Sueño Perro: Instalación Celuloide de Alejandro G. Iñárritu
(2025)| Country | |
| Premiere: World | September 18, 2025 |
| Premiere: USA | February 22, 2026 |
Description
In celebration of the 25th anniversary of Amores Perros (2000), Inarritu’s legendary debut feature, "Sueño Perro" brings to light never-before-seen footage which speaks to Amores Perros' enduring themes of love, betrayal, and violence. These gritty vignettes, once abandoned on the cutting room floor and conserved for a quarter of a century in the film archives at the National Autonomous University of Mexico, capture the charged and interconnected sociopolitical realities of Mexico City, still relevant decades later.
Drawing on the raw power and visual poetry of these forgotten images, Iñárritu reimagines their impact through a mosaic of celluloid and sound. At the heart of the installation is a deep reverence for the materiality of 35 mm film, whose physical grain, flicker, and warmth evoke a deep sense of nostalgia.
"Sueño Perro" marks Fondazione Prada’s third collaboration with Iñárritu, who conceived the film program "Flesh, Mind and Spirit" in Seoul (2009) and Milan (2016), and the experimental VR installation "CARNE y ARENA" in Milan (2017), which was part of the official selection of the 2017 Cannes Film Festival and awarded a special Oscar by the Board of Governors of the Academy of Motion Picture Arts and Sciences. As stated by Miuccia Prada, President and Director of Fondazione Prada, "With this project, we aim to open new perspectives on Iñárritu's work and on a film that, from its very start, combined the force of realism with the density of symbolism.

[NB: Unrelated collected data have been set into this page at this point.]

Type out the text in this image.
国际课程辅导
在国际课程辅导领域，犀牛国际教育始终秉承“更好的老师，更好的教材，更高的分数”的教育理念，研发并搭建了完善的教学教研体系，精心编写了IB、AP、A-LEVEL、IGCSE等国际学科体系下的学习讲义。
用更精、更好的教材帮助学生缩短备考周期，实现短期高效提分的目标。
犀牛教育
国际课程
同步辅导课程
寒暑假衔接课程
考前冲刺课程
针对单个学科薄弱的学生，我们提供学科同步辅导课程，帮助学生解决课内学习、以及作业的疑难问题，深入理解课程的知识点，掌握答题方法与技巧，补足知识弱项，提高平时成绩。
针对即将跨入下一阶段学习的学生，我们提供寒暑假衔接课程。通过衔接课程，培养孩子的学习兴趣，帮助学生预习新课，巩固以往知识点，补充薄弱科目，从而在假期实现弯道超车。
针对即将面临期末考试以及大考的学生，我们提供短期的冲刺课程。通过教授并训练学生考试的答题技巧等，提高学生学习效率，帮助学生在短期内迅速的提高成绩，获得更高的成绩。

Twenty-five years after it was released, Amores Perros continues to speak to the present and to capture, with visual and emotional power, the full complexity of the world we live in."
As explained by Iñárritu, "Over a million feet of film were left on the cutting room floor during the editing of Amores Perros. These intensely charged images, sixteen million still frames, were buried in the UNAM film archives for 25 years. On the occasion of the film’s anniversary, I felt compelled to revisit and re-explore these abandoned fragments, with the grain and the ghosts of celluloid which they hold. Stripped of all narrative, this installation is not a tribute, but a resurrection -an invitation to feel what never was. Like meeting an old friend we have never seen before."